Later on today I have to go to the optician for the annual regime of weird and wonderful tests to show whether the genetic glaucoma has hit me yet (it won't for at least 20 years based on the forbears who have/had it).  I don't enjoy these tests one bit, they leave my eyes sore and tired, but they are necessary to maintain my vision.  And I guess there is something similar about the process of church or minister self-examination: it isn't very pleasant, but it is necessary for health.  "Where there is no vision the people perish."  I recall a particularly poor sermon that used this text and got all muddled up with reference to spectacles and contact lenses, but it did have one useful message, namely that 'vision' is more than 'dream', it is actually about the ability to see clearly and accurately what the situation is.

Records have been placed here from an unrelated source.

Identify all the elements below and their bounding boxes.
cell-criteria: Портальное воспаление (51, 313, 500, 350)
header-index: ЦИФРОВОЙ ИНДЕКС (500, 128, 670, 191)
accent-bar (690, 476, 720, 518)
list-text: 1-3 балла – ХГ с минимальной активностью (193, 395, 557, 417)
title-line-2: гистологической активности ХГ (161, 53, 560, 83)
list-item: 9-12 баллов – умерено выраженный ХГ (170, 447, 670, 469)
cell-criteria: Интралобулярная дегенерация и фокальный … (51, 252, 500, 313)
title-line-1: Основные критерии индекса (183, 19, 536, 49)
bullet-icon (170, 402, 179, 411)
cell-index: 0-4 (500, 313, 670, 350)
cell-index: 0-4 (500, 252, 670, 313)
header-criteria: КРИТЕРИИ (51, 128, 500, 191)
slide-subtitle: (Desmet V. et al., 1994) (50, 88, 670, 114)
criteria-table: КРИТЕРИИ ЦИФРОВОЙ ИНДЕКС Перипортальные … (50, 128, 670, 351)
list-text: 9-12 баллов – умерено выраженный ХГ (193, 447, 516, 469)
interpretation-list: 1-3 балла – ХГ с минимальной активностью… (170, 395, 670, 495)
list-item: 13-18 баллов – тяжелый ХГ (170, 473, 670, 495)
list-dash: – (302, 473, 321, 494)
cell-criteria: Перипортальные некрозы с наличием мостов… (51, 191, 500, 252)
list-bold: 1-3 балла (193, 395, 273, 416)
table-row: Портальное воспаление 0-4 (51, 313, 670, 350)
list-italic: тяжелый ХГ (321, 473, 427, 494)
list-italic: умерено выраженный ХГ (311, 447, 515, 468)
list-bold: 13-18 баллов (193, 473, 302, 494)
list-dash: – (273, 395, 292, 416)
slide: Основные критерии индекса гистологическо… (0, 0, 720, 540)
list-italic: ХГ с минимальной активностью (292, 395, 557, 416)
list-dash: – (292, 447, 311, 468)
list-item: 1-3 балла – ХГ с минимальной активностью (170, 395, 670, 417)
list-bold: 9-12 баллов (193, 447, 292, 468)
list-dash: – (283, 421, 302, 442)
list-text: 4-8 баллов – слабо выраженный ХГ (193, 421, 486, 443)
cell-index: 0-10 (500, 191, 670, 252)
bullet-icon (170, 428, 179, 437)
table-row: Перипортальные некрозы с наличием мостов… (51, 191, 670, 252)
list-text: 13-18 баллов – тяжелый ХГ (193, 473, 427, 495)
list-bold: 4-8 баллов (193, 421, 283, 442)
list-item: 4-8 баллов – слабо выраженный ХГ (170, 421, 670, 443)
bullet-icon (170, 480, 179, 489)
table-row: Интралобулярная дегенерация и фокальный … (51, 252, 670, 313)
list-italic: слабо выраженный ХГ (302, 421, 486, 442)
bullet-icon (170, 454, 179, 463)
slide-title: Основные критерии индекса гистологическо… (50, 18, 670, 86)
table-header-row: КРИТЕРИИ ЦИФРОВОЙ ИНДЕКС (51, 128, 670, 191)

Writing this random stuff, I find an old prayer, that was used in primary school assemblies, returning to my mind.  The recollection may not be perfect - it is more than 35 years since I last recited it - but it seems appropriate...

Oh Holy Jesus, most merciful redeemer, friend and brother

May we see Thee more clearly

Love Thee more dearly

And follow Thee more nearly

Day by day

Amen.

The Prayer of St Richard (?)

Comments

  • I could email you, but this is just as easy. You should find that the only bill next week is for the amount of alcohol you drink and any other little 'extras' you may indulge in.

  • Thanks Sean. Clearly given my drinking habits I'll need bank loan then (not)!

  • ... of Chichester.

    Great prayer. I reckon that as long as pray along with old Dickie things are basically sound.